Of these three steps, the last one is the most crucial. It's nice to have a lot of ZEO nodes slaving away, but even doubling the amount of nodes will at best only double your performance. Using Squid (or Apache's mod_cache for that matter) on the other hand will yield impressive results on identical hardware - but only if you've configured your site to be cachable. In other words, sticking a squid in front of a vanilla plone instance will give you squat.
The good news is though, that it turns out to be fairly easy to achieve this - if you're willing to make some rather harsh compromises.
In order to achieve effective caching, that's also easy to implement we've imposed the following restrictions:
- Only public (i.e. anonymously viewable) content will be cached
- All authenticated traffic will be encrypted (good idea, anyway!)
- All anonymous traffic will be unencrypted (not ideal, but that's why it's called a compromise)
- No dynamic content on the public pages.
Of all these restrictions the last one weighs in most heavily, in my opinion. It means that we've stripped all publicly viewable pages of the Datenschleuder of any kind of dynamically generated elements such as calendar, Usertracking.
Restrictions two and three are enforced inside Apache (or your URL rewriter in case of loadbalancing).
Once you've ensured these four restrictions, the rest is a piece of cake. Click on the link below to get your hands on the gory details...

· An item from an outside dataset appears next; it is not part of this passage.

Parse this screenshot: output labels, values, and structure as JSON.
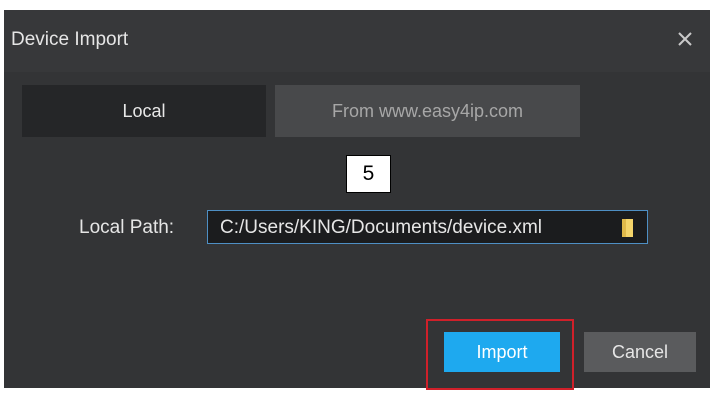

The easiest way to make a HTTP object cachable is to give it a max-age. This will signal any cache-aware handlers (i.e. your browser, proxies or dedicated caches such as squid) that the object might be 'fresh' and will thus attempt to not request it directly.. Finetuning this is black magic and deals with concepts of validation ("Finding out, whether an object really is fresh or not, without incurring the ugly overload of actually requesting the whole damn thing and then find out after the proverbial milk has been spilled.") modification time stamps and other vodoo.
In this case we've simply configured Plone to claim that alle objects are fresh for an hour, period. (This means, that new content might take an hour to show up at clients - not exactly a big deal with a quarterly magazine ;-)

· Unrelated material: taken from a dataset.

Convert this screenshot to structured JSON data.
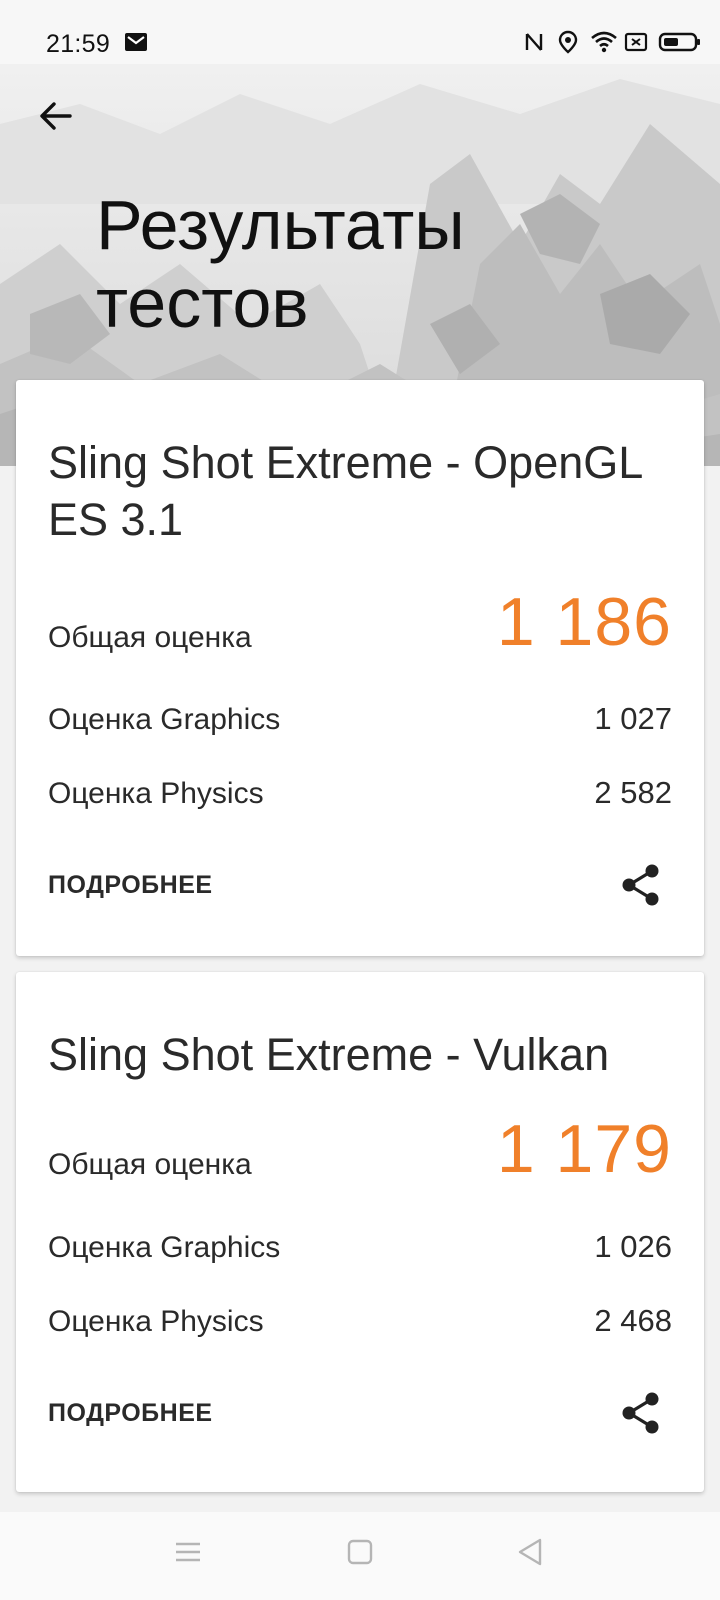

On the other hand, this means, assuming just ten requests per second that only one in 36.000 requests will actually be dealt with by Zope!

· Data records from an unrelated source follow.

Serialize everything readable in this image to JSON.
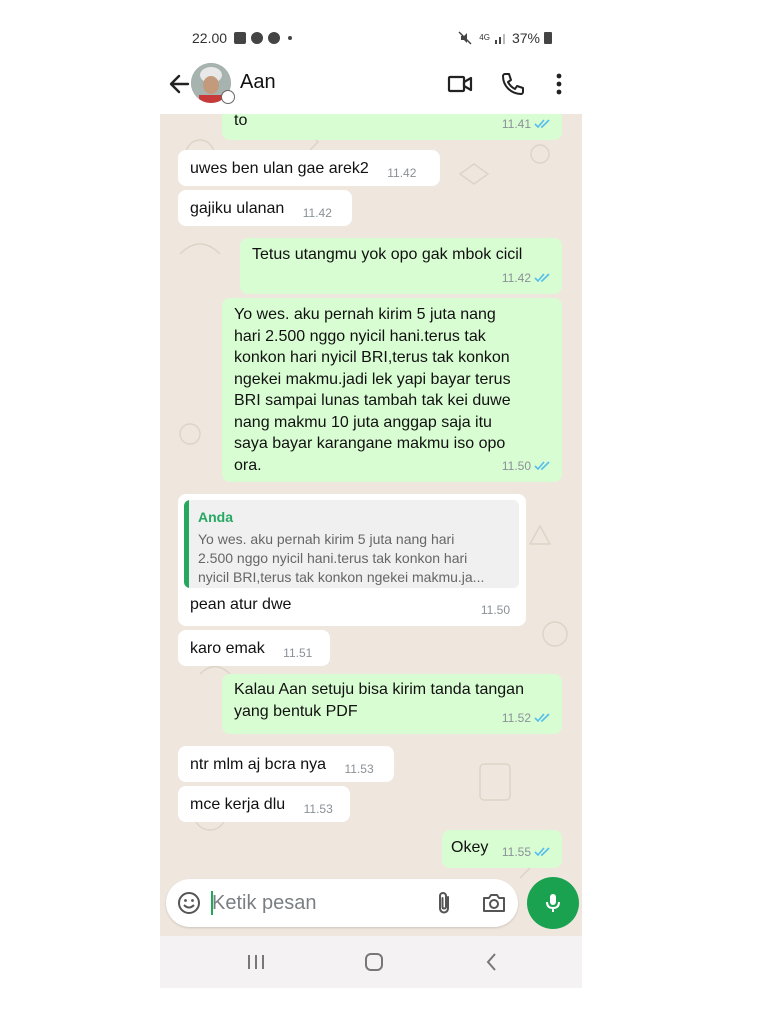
{
  "status_bar": {
    "time": "22.00",
    "network": "4G",
    "battery": "37%",
    "icons_left": [
      "gallery-icon",
      "chrome-icon",
      "chrome-icon",
      "dot"
    ],
    "icons_right": [
      "mute-icon",
      "network-icon",
      "signal-icon",
      "battery-icon"
    ]
  },
  "header": {
    "contact_name": "Aan",
    "icons": [
      "back-arrow-icon",
      "avatar",
      "video-call-icon",
      "voice-call-icon",
      "more-vert-icon"
    ]
  },
  "messages": [
    {
      "direction": "out",
      "text": "to",
      "time": "11.41",
      "read": true
    },
    {
      "direction": "in",
      "text": "uwes ben ulan gae arek2",
      "time": "11.42"
    },
    {
      "direction": "in",
      "text": "gajiku ulanan",
      "time": "11.42"
    },
    {
      "direction": "out",
      "text": "Tetus utangmu yok opo gak mbok cicil",
      "time": "11.42",
      "read": true
    },
    {
      "direction": "out",
      "text": "Yo wes. aku pernah kirim 5 juta nang\nhari 2.500 nggo nyicil hani.terus tak\nkonkon hari nyicil BRI,terus tak konkon\nngekei makmu.jadi lek yapi bayar terus\nBRI sampai lunas tambah tak kei duwe\nnang makmu 10 juta anggap saja itu\nsaya bayar karangane makmu iso opo\nora.",
      "time": "11.50",
      "read": true
    },
    {
      "direction": "in",
      "quote": {
        "author": "Anda",
        "text": "Yo wes. aku pernah kirim 5 juta nang hari\n2.500 nggo nyicil hani.terus tak konkon hari\nnyicil BRI,terus tak konkon ngekei makmu.ja..."
      },
      "text": "pean atur dwe",
      "time": "11.50"
    },
    {
      "direction": "in",
      "text": "karo emak",
      "time": "11.51"
    },
    {
      "direction": "out",
      "text": "Kalau Aan setuju bisa kirim tanda tangan\nyang bentuk PDF",
      "time": "11.52",
      "read": true
    },
    {
      "direction": "in",
      "text": "ntr mlm aj bcra nya",
      "time": "11.53"
    },
    {
      "direction": "in",
      "text": "mce kerja dlu",
      "time": "11.53"
    },
    {
      "direction": "out",
      "text": "Okey",
      "time": "11.55",
      "read": true
    }
  ],
  "composer": {
    "placeholder": "Ketik pesan",
    "value": "",
    "icons": [
      "emoji-icon",
      "attach-icon",
      "camera-icon",
      "mic-icon"
    ]
  },
  "colors": {
    "chat_bg": "#efe7de",
    "outgoing_bubble": "#d9fdd3",
    "incoming_bubble": "#ffffff",
    "accent_green": "#1aa251",
    "read_ticks": "#53bdeb",
    "quote_author": "#25a861"
  },
  "nav_bar": {
    "icons": [
      "recents-icon",
      "home-icon",
      "back-nav-icon"
    ]
  }
}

To achieve this, customize the global_cache_settings template (found in plone_skins/plone_templates) to the following:
<metal:cacheheaders define-macro="cacheheaders">
<metal:block tal:define="dummy
python:request.RESPONSE.setHeader('Content-Type',
'text/html;;charset=%s' % charset)" />
<metal:block tal:define="dummy
python:request.RESPONSE.setHeader('Content-Language', lang)" />
<metal:block tal:define="dummy
python:request.RESPONSE.setHeader('Cache-Control','public,
max-age=3600')" />
<metal:block tal:content="structure
python:here.enableHTTPCompression(request=request, debug=0)" />
</metal:cacheheaders>
If your site updates more often, just lower the threshhold to a couple of minutes.
P.S. What MarsEdit really needs is an function "HTML-encode selection" in order to efficiently include stuff like the template above....

Re: Making Plone cacheable
Thanks a ton for this information! This is a really great tutorial.